1998’de Amerikalı bilimkurgu yazarı Paul Di Filippo “RIBOFUNK: The Manifesto” diye bir bildiri yayınlar.[2]İlginçtir ki Filippo’nun Ribofunk olarak adlandıracağı türe kitleler biyopunk adını verir ve böylece bilinir. Bilimin, biyoloji ve gen mühendisliği kulvarlarında hızlıca koşturması, hayalperest kalem şövalyelerini harekete geçirir ve bu konuda art arda eserler verilmeye başlanır. Cyberpunktaki siber ağların yerini genetik değişimler, biyoteknoloji şirketleri, salgınlar, virüsler alır; bu da işlenen konuların günlük hayattaki yansımalarını gören okurlar tarafından ilgiyle karşılanır. Bu türde üretilen bilgisayar oyunları (Bioshock, Resident Evil vs.)[3] ise edebiyattan fazladır (neticede post-truth çağındayız!). Bu konuda sadece kişisel olarak saptayabildiğim bir durum ise: biyoteknoloji ile hemhal biliminsanlarının kullandıkları yöntemlerin insan evladına daha rahat ve konforlu bir hayat vadetmelerine karşın bu alanda verilen bilim dışı eserlerin neredeyse tümü distopyadır.

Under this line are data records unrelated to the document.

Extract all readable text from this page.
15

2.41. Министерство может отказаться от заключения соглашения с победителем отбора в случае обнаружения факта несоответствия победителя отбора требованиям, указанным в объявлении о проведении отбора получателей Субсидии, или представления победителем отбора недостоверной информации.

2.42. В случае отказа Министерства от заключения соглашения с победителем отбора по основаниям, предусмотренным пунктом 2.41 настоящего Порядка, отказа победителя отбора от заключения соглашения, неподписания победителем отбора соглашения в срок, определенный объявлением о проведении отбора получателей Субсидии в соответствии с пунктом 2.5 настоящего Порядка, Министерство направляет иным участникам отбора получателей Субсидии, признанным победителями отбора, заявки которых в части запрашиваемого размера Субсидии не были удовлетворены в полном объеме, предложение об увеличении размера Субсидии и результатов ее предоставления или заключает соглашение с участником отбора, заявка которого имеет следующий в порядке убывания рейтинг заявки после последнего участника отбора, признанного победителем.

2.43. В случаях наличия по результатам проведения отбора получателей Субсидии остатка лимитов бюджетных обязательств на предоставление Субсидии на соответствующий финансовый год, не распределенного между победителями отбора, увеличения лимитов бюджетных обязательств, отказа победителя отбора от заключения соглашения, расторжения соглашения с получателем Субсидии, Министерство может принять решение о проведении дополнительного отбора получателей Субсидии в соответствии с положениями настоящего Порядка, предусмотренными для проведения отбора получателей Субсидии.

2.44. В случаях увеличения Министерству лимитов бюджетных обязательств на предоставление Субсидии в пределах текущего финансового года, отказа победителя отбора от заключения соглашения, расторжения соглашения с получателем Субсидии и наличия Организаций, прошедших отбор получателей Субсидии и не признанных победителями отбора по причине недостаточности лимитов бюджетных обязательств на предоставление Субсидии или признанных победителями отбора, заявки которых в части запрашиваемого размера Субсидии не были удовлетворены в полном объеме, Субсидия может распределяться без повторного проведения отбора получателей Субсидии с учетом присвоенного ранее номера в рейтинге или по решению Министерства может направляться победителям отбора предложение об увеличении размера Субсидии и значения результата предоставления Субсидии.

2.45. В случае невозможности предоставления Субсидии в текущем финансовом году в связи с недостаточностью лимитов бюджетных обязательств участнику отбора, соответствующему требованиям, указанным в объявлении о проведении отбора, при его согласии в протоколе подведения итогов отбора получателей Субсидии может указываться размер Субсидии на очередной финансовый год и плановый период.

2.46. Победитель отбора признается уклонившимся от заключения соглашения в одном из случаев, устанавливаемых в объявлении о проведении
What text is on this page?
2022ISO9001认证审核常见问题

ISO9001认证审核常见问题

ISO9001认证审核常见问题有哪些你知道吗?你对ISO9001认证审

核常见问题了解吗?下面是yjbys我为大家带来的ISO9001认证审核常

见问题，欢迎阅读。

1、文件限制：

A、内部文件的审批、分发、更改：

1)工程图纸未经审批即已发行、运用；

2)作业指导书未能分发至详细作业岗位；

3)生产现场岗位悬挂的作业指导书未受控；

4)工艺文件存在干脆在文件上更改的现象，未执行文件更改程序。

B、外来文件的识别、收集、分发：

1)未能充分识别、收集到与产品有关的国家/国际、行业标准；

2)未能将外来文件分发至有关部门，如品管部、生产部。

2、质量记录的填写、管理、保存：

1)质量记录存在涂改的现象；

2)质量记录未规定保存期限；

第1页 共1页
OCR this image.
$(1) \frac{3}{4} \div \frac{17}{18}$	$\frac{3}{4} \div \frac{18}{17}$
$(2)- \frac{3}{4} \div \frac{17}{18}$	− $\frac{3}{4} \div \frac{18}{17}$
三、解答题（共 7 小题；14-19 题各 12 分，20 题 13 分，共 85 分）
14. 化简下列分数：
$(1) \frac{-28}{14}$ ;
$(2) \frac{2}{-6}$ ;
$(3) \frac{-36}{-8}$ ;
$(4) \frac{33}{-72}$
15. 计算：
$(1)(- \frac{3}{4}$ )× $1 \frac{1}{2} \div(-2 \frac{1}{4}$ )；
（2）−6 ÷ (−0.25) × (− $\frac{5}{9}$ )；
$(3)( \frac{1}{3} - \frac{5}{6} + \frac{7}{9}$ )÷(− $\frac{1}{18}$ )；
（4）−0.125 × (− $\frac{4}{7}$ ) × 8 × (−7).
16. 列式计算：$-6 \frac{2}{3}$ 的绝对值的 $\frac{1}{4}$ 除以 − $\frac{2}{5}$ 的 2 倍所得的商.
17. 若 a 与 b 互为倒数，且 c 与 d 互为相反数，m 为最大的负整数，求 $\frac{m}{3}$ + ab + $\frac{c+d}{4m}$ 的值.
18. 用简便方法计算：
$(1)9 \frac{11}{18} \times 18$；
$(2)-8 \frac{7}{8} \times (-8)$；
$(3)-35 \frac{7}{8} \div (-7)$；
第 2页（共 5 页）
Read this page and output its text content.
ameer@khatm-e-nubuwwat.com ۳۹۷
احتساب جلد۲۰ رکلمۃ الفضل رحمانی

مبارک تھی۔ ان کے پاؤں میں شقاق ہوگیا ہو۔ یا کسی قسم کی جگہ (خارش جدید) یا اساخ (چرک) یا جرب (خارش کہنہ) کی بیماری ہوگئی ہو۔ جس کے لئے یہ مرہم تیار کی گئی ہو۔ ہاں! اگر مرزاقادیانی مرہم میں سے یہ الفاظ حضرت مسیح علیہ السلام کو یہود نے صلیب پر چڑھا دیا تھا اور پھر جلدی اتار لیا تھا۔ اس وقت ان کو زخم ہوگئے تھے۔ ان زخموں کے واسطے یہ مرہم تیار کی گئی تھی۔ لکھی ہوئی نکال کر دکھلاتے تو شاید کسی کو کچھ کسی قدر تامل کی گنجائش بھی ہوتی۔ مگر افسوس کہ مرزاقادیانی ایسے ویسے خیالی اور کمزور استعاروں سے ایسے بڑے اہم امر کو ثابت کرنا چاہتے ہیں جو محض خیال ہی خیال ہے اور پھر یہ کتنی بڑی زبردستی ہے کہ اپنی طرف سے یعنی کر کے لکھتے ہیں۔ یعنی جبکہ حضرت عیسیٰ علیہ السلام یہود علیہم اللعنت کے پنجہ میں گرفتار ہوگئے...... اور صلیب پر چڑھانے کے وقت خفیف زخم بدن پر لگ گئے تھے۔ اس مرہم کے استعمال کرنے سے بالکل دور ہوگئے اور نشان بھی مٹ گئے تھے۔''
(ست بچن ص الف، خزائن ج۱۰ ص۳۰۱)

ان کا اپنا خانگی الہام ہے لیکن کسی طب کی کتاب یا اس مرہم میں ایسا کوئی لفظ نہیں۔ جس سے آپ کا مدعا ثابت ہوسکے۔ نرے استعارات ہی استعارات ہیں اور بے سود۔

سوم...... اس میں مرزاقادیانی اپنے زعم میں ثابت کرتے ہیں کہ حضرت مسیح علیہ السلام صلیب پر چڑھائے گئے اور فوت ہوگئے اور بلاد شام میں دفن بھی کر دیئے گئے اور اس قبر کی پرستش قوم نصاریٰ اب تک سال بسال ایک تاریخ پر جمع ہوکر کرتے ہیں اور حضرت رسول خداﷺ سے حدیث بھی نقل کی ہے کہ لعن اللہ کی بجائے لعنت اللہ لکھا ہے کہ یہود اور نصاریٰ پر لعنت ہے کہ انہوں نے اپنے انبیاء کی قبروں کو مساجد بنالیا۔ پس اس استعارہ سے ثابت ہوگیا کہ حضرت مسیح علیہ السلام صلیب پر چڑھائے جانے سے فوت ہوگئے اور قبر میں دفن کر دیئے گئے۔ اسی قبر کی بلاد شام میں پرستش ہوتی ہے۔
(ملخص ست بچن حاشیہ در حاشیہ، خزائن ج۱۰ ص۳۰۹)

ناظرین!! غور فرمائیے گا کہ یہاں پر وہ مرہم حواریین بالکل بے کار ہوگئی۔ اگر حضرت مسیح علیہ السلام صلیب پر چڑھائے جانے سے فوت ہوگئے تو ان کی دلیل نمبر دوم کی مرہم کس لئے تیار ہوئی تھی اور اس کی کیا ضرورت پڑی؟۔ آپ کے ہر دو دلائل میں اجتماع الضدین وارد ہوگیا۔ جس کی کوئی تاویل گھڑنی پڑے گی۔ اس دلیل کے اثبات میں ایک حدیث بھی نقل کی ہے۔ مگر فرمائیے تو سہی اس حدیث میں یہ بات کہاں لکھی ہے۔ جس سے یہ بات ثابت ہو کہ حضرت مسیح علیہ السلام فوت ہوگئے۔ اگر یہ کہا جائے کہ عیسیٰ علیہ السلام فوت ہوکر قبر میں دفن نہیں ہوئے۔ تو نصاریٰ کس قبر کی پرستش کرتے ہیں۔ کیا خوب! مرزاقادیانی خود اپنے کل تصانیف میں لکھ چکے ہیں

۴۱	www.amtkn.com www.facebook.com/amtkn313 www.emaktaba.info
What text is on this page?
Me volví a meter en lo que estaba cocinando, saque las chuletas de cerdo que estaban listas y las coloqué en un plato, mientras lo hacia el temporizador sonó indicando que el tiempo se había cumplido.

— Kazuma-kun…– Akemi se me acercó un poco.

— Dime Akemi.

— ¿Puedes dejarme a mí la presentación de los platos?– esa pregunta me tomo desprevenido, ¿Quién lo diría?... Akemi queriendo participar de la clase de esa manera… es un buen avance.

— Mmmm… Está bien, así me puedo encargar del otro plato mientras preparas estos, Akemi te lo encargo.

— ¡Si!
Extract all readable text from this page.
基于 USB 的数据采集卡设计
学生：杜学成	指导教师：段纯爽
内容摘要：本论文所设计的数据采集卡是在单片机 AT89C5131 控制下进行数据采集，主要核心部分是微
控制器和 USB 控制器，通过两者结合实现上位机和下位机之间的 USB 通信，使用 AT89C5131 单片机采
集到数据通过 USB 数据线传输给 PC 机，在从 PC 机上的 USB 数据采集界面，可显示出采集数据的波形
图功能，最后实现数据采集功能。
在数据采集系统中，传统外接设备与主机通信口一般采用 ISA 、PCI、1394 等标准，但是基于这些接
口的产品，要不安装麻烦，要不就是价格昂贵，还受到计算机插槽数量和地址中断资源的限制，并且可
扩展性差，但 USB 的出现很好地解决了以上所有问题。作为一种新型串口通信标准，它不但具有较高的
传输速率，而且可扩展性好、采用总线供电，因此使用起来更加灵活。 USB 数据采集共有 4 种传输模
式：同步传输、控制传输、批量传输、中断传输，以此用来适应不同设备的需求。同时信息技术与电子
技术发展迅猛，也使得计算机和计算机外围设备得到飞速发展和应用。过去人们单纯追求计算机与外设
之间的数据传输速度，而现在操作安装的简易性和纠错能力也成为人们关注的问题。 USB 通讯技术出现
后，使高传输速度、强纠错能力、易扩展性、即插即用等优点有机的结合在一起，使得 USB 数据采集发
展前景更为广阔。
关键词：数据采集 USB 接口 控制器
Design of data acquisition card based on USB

Paolo Bacigalupi 2009’da yayımlanan ilk romanıyla büyük başarı elde etti. Daha önce çeşitli bilimkurgu dergilerinde etkili sayılabilecek öyküleri yayımlanan genç yazar, bu ilk romanıyla hem Hugo hem Nebula ödülleriyle birlikte John W. Campbell Memorial Award gibi itibarlı bir ödüle layık görüldü. Kitap Japonya, Almanya ve Fransa’da da çeşitli bilimkurgu ödülleri topladı. The Windup Girl isimli kitap, üç yıllık bir gecikmeyle ülkemizde “Kurma Kız” adıyla yayımlandı.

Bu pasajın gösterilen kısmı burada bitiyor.